Eugenia caryophyllata aka syzygium aromaticum, eugenia aromatica, e. carophyllus leaves, fractional re distilled*, from Indonesia.

*This rectified oil is obtained from the re distillation of crude clove oil and crude clove essential oil. When an essential oil contains any impurities, it can be purified by re-distillation - either in steam or in a vacuum, and this purification by re-distillation is referred to as rectification.

Aroma: With the sweet top notes characteristic of the clove family, the leaf oil is more herbaceous, in contrast to the spicier aroma of the clove bud essential oil.

Therapeutic Properties :
Analgesic, antiseptic, antispasmodic, anti-neuralgic, carminative, anti-infectious, disinfectant, insecticide, stimulant, stomachic, uterine and tonic

Cognitive support and brain health. [Dorene Petersen, Presentation: Clinical Use of Aromatherapy for Brain Health: 7 Essential Oils. August 9, 2017, New Brunswick, NJ. Alliance of International Aromatherapists 2017 Conference. AIA 2017 Conference Proceedings page 221-222.]

Arthritis, asthma, bronchitis, rheumatism, sprains, strains, toothache. [Julia Lawless, The Illustrated Encyclopedia of Essential Oils (Rockport, MA: Element Books, 1995), 59-62.]

Main Constituents:
Eugenol: 85.95%
B-Caryophyllene
Eugenyl acetate
a-Caryophyllene
Isoeugenol
Methyleugenol

[K.H. Kubeczka, Essential Oils Analysis by Capillary Gas Chromatography and Carbon-13 NMR Spectoroscopy, Second Edition. (Chichester: Wiley, 2002). B.M. Lawrence, Essential Oils 1979-1980 (Wheaton: Allured Publishing, 1981), 33-34. B.M. Lawrence, Essential Oils 1988-1991 (Wheaton: Allured Publishing, 1993), 36. Sources cited in Robert Tisserand and Rodney Young, Essential Oil Safety (Second Edition. United Kingdom: Churchill Livingstone Elsevier, 2014), 254.]

Description / Colour / Consistency: A thin, colourless to pale yellow liquid.

Product Abstract: Clove Bud Essential Oil is derived from the slender evergreen that grows up to 12 meters in height (approximately 36 feet). At the start of the rainy season, long buds appear that change colour over time and are beaten from the trees and dried.
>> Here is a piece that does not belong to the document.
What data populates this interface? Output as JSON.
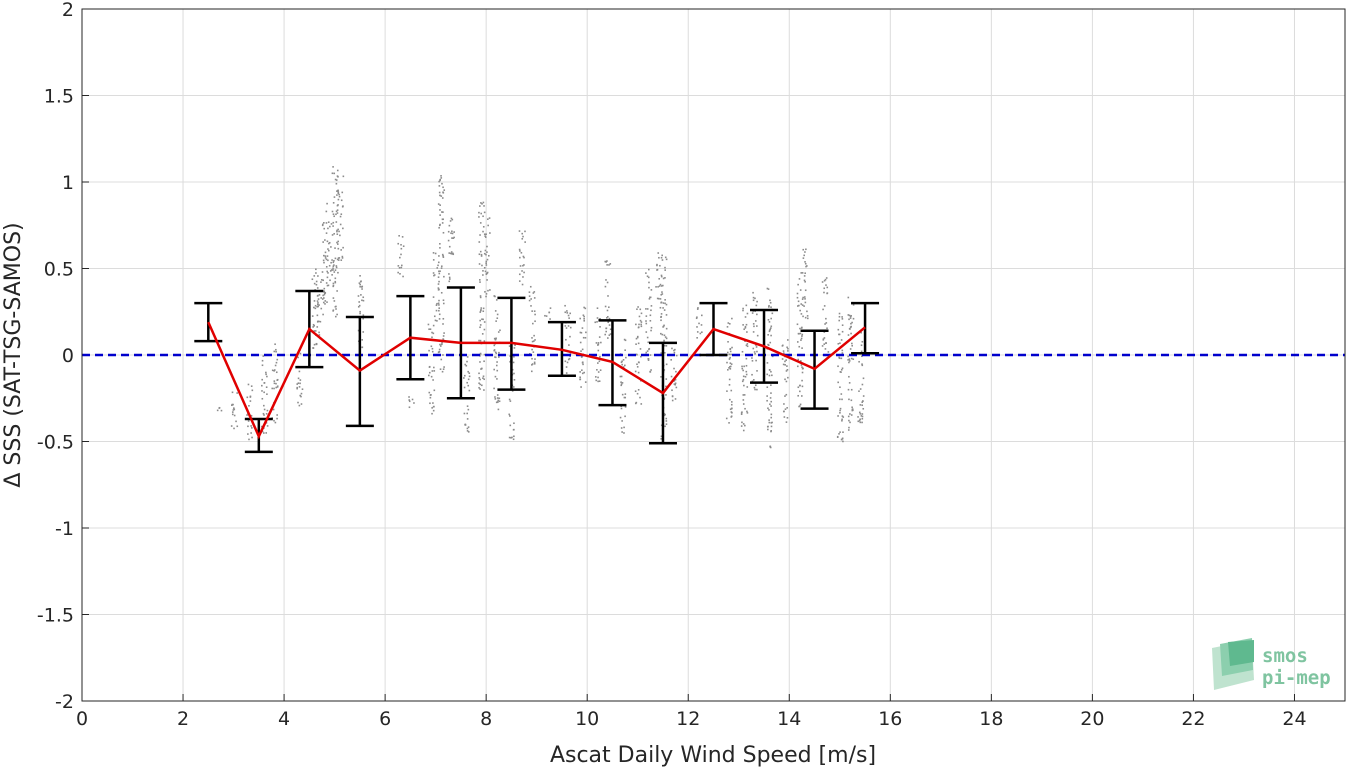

These are the cloves sold that are sold commercially. The word 'clove' comes from the Latin word clavus, meaning 'nail' because the shaft and head of the clove bud resembled an ancient nail. Cloves were among the most precious of spices of Europe during the 16th and 17th centuries and were worth more than their weight in gold. They continue to be used in Ayurvedic medicine, traditional Chinese medicine, western herbalism, and in dentistry.
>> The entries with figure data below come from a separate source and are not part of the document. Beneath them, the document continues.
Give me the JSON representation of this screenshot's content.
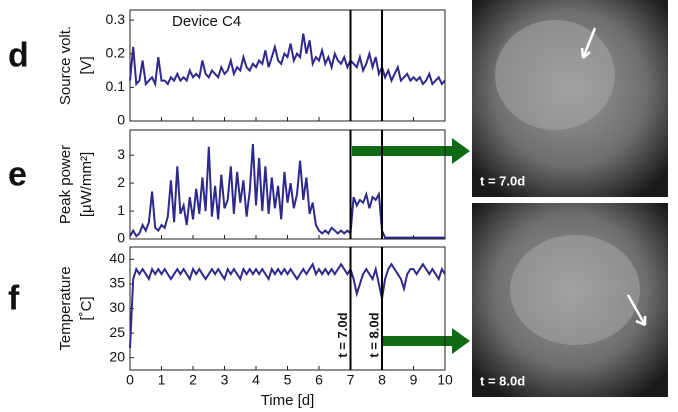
{
  "chart_data": [
    {
      "type": "line",
      "panel": "d",
      "title": "Device C4",
      "ylabel": [
        "Source volt.",
        "[V]"
      ],
      "color": "#2e2a8c",
      "xlim": [
        0,
        10
      ],
      "xticks": [
        0,
        1,
        2,
        3,
        4,
        5,
        6,
        7,
        8,
        9,
        10
      ],
      "ylim": [
        0,
        0.33
      ],
      "yticks": [
        0,
        0.1,
        0.2,
        0.3
      ],
      "vlines": [
        7,
        8
      ],
      "x": [
        0,
        0.1,
        0.2,
        0.3,
        0.4,
        0.5,
        0.6,
        0.7,
        0.8,
        0.9,
        1,
        1.1,
        1.2,
        1.3,
        1.4,
        1.5,
        1.6,
        1.7,
        1.8,
        1.9,
        2,
        2.1,
        2.2,
        2.3,
        2.4,
        2.5,
        2.6,
        2.7,
        2.8,
        2.9,
        3,
        3.1,
        3.2,
        3.3,
        3.4,
        3.5,
        3.6,
        3.7,
        3.8,
        3.9,
        4,
        4.1,
        4.2,
        4.3,
        4.4,
        4.5,
        4.6,
        4.7,
        4.8,
        4.9,
        5,
        5.1,
        5.2,
        5.3,
        5.4,
        5.5,
        5.6,
        5.7,
        5.8,
        5.9,
        6,
        6.1,
        6.2,
        6.3,
        6.4,
        6.5,
        6.6,
        6.7,
        6.8,
        6.9,
        7,
        7.1,
        7.2,
        7.3,
        7.4,
        7.5,
        7.6,
        7.7,
        7.8,
        7.9,
        8,
        8.1,
        8.2,
        8.3,
        8.4,
        8.5,
        8.6,
        8.7,
        8.8,
        8.9,
        9,
        9.1,
        9.2,
        9.3,
        9.4,
        9.5,
        9.6,
        9.7,
        9.8,
        9.9,
        10
      ],
      "values": [
        0.12,
        0.22,
        0.11,
        0.12,
        0.18,
        0.11,
        0.12,
        0.13,
        0.11,
        0.19,
        0.12,
        0.12,
        0.11,
        0.13,
        0.12,
        0.14,
        0.12,
        0.13,
        0.12,
        0.15,
        0.13,
        0.14,
        0.13,
        0.18,
        0.14,
        0.13,
        0.15,
        0.14,
        0.13,
        0.16,
        0.14,
        0.15,
        0.18,
        0.14,
        0.16,
        0.15,
        0.19,
        0.16,
        0.15,
        0.17,
        0.16,
        0.18,
        0.17,
        0.21,
        0.16,
        0.19,
        0.22,
        0.18,
        0.17,
        0.2,
        0.19,
        0.23,
        0.18,
        0.2,
        0.19,
        0.26,
        0.2,
        0.24,
        0.17,
        0.19,
        0.18,
        0.21,
        0.17,
        0.19,
        0.16,
        0.2,
        0.18,
        0.17,
        0.19,
        0.16,
        0.18,
        0.17,
        0.16,
        0.19,
        0.15,
        0.17,
        0.2,
        0.16,
        0.19,
        0.14,
        0.16,
        0.13,
        0.15,
        0.12,
        0.14,
        0.16,
        0.12,
        0.13,
        0.14,
        0.12,
        0.13,
        0.12,
        0.13,
        0.11,
        0.12,
        0.14,
        0.11,
        0.12,
        0.13,
        0.11,
        0.12
      ]
    },
    {
      "type": "line",
      "panel": "e",
      "ylabel": [
        "Peak power",
        "[μW/mm²]"
      ],
      "color": "#2e2a8c",
      "xlim": [
        0,
        10
      ],
      "xticks": [
        0,
        1,
        2,
        3,
        4,
        5,
        6,
        7,
        8,
        9,
        10
      ],
      "ylim": [
        0,
        3.9
      ],
      "yticks": [
        0,
        1,
        2,
        3
      ],
      "vlines": [
        7,
        8
      ],
      "x": [
        0,
        0.1,
        0.2,
        0.3,
        0.4,
        0.5,
        0.6,
        0.7,
        0.8,
        0.9,
        1,
        1.1,
        1.2,
        1.3,
        1.4,
        1.5,
        1.6,
        1.7,
        1.8,
        1.9,
        2,
        2.1,
        2.2,
        2.3,
        2.4,
        2.5,
        2.6,
        2.7,
        2.8,
        2.9,
        3,
        3.1,
        3.2,
        3.3,
        3.4,
        3.5,
        3.6,
        3.7,
        3.8,
        3.9,
        4,
        4.1,
        4.2,
        4.3,
        4.4,
        4.5,
        4.6,
        4.7,
        4.8,
        4.9,
        5,
        5.1,
        5.2,
        5.3,
        5.4,
        5.5,
        5.6,
        5.7,
        5.8,
        5.9,
        6,
        6.1,
        6.2,
        6.3,
        6.4,
        6.5,
        6.6,
        6.7,
        6.8,
        6.9,
        7,
        7.1,
        7.2,
        7.3,
        7.4,
        7.5,
        7.6,
        7.7,
        7.8,
        7.9,
        8,
        8.1,
        8.2,
        8.3,
        8.4,
        8.5,
        8.6,
        8.7,
        8.8,
        8.9,
        9,
        9.1,
        9.2,
        9.3,
        9.4,
        9.5,
        9.6,
        9.7,
        9.8,
        9.9,
        10
      ],
      "values": [
        0.1,
        0.3,
        0.1,
        0.2,
        0.5,
        0.3,
        0.6,
        1.7,
        0.4,
        0.3,
        0.5,
        0.4,
        0.8,
        2.1,
        0.6,
        2.6,
        0.9,
        1.2,
        0.5,
        1.5,
        0.7,
        1.8,
        0.9,
        2.2,
        1.0,
        3.3,
        0.8,
        1.9,
        0.7,
        2.3,
        1.1,
        1.4,
        2.6,
        0.9,
        2.4,
        1.3,
        2.1,
        0.8,
        1.7,
        3.4,
        1.2,
        2.9,
        1.0,
        2.6,
        0.9,
        2.2,
        1.1,
        1.9,
        0.7,
        2.4,
        1.3,
        2.0,
        1.1,
        1.6,
        2.8,
        1.4,
        2.2,
        0.9,
        1.3,
        0.5,
        0.3,
        0.2,
        0.3,
        0.2,
        0.4,
        0.3,
        0.2,
        0.3,
        0.2,
        0.3,
        0.2,
        1.5,
        1.2,
        1.4,
        1.3,
        1.6,
        1.1,
        1.5,
        1.4,
        1.6,
        0.3,
        0.05,
        0.05,
        0.05,
        0.05,
        0.05,
        0.05,
        0.05,
        0.05,
        0.05,
        0.05,
        0.05,
        0.05,
        0.05,
        0.05,
        0.05,
        0.05,
        0.05,
        0.05,
        0.05,
        0.05
      ]
    },
    {
      "type": "line",
      "panel": "f",
      "ylabel": [
        "Temperature",
        "[˚C]"
      ],
      "xlabel": "Time [d]",
      "color": "#2e2a8c",
      "xlim": [
        0,
        10
      ],
      "xticks": [
        0,
        1,
        2,
        3,
        4,
        5,
        6,
        7,
        8,
        9,
        10
      ],
      "ylim": [
        17.5,
        42.5
      ],
      "yticks": [
        20,
        25,
        30,
        35,
        40
      ],
      "vlines": [
        {
          "value": 7,
          "label": "t = 7.0d"
        },
        {
          "value": 8,
          "label": "t = 8.0d"
        }
      ],
      "x": [
        0,
        0.1,
        0.2,
        0.3,
        0.4,
        0.5,
        0.6,
        0.7,
        0.8,
        0.9,
        1,
        1.1,
        1.2,
        1.3,
        1.4,
        1.5,
        1.6,
        1.7,
        1.8,
        1.9,
        2,
        2.1,
        2.2,
        2.3,
        2.4,
        2.5,
        2.6,
        2.7,
        2.8,
        2.9,
        3,
        3.1,
        3.2,
        3.3,
        3.4,
        3.5,
        3.6,
        3.7,
        3.8,
        3.9,
        4,
        4.1,
        4.2,
        4.3,
        4.4,
        4.5,
        4.6,
        4.7,
        4.8,
        4.9,
        5,
        5.1,
        5.2,
        5.3,
        5.4,
        5.5,
        5.6,
        5.7,
        5.8,
        5.9,
        6,
        6.1,
        6.2,
        6.3,
        6.4,
        6.5,
        6.6,
        6.7,
        6.8,
        6.9,
        7,
        7.1,
        7.2,
        7.3,
        7.4,
        7.5,
        7.6,
        7.7,
        7.8,
        7.9,
        8,
        8.1,
        8.2,
        8.3,
        8.4,
        8.5,
        8.6,
        8.7,
        8.8,
        8.9,
        9,
        9.1,
        9.2,
        9.3,
        9.4,
        9.5,
        9.6,
        9.7,
        9.8,
        9.9,
        10
      ],
      "values": [
        22,
        36,
        38,
        37,
        38,
        37,
        36,
        38,
        37,
        38,
        37,
        38,
        37,
        36,
        37,
        38,
        37,
        38,
        37,
        36,
        38,
        37,
        38,
        37,
        36,
        37,
        38,
        37,
        38,
        37,
        36,
        38,
        37,
        38,
        37,
        36,
        38,
        37,
        38,
        37,
        38,
        37,
        38,
        37,
        36,
        38,
        37,
        38,
        37,
        38,
        37,
        38,
        37,
        36,
        37,
        38,
        37,
        38,
        39,
        37,
        38,
        37,
        38,
        37,
        38,
        37,
        38,
        39,
        38,
        37,
        38,
        36,
        33,
        35,
        37,
        38,
        37,
        36,
        38,
        35,
        32,
        36,
        38,
        39,
        38,
        37,
        36,
        34,
        37,
        38,
        38,
        37,
        38,
        39,
        38,
        37,
        38,
        37,
        36,
        38,
        37
      ]
    }
  ],
  "images": [
    {
      "caption": "t = 7.0d"
    },
    {
      "caption": "t = 8.0d"
    }
  ]
}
Blends With: Cinnamon Bark, Nutmeg, Grapefruit, Lemon, Orange, Peppermint, Rosemary, Rose, Lavender, Clary Sage and Ylang-ylang.
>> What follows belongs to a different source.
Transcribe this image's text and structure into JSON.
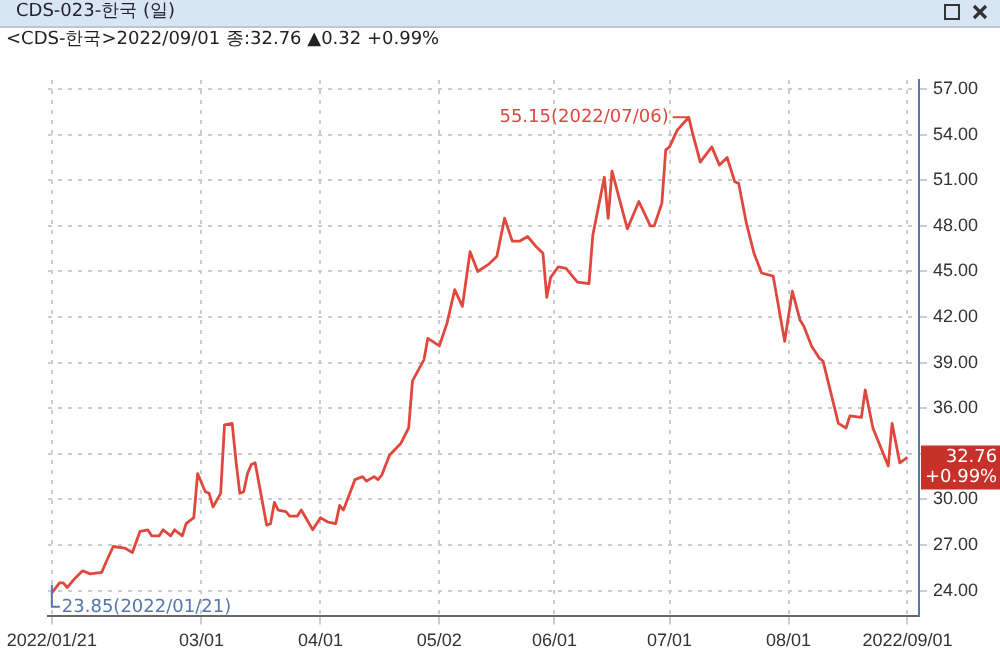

Cautions: Dilute well before use; for external use only. May cause skin irritation in some individuals; a skin test is recommended prior to use. Contact with eyes should be avoided. Never apply undiluted to the skin.

Tisserand and Young indicate that when using Clove Bud Oil, there is moderate risk for mucous membrane irritation, may inhibit blood clotting and pose a drug interaction hazard. It may cause embryotoxicity. There is a moderate risk of skin sensitization, and Tisserand and Young recommend a dermal maximum of 0.5%. They advise not to use topically on children age 2 or younger. Reading Tisserand and Young's full profile is recommended. [Robert Tisserand and Rodney Young, Essential Oil Safety (Second Edition. United Kingdom: Churchill Livingstone Elsevier, 2014), 255.]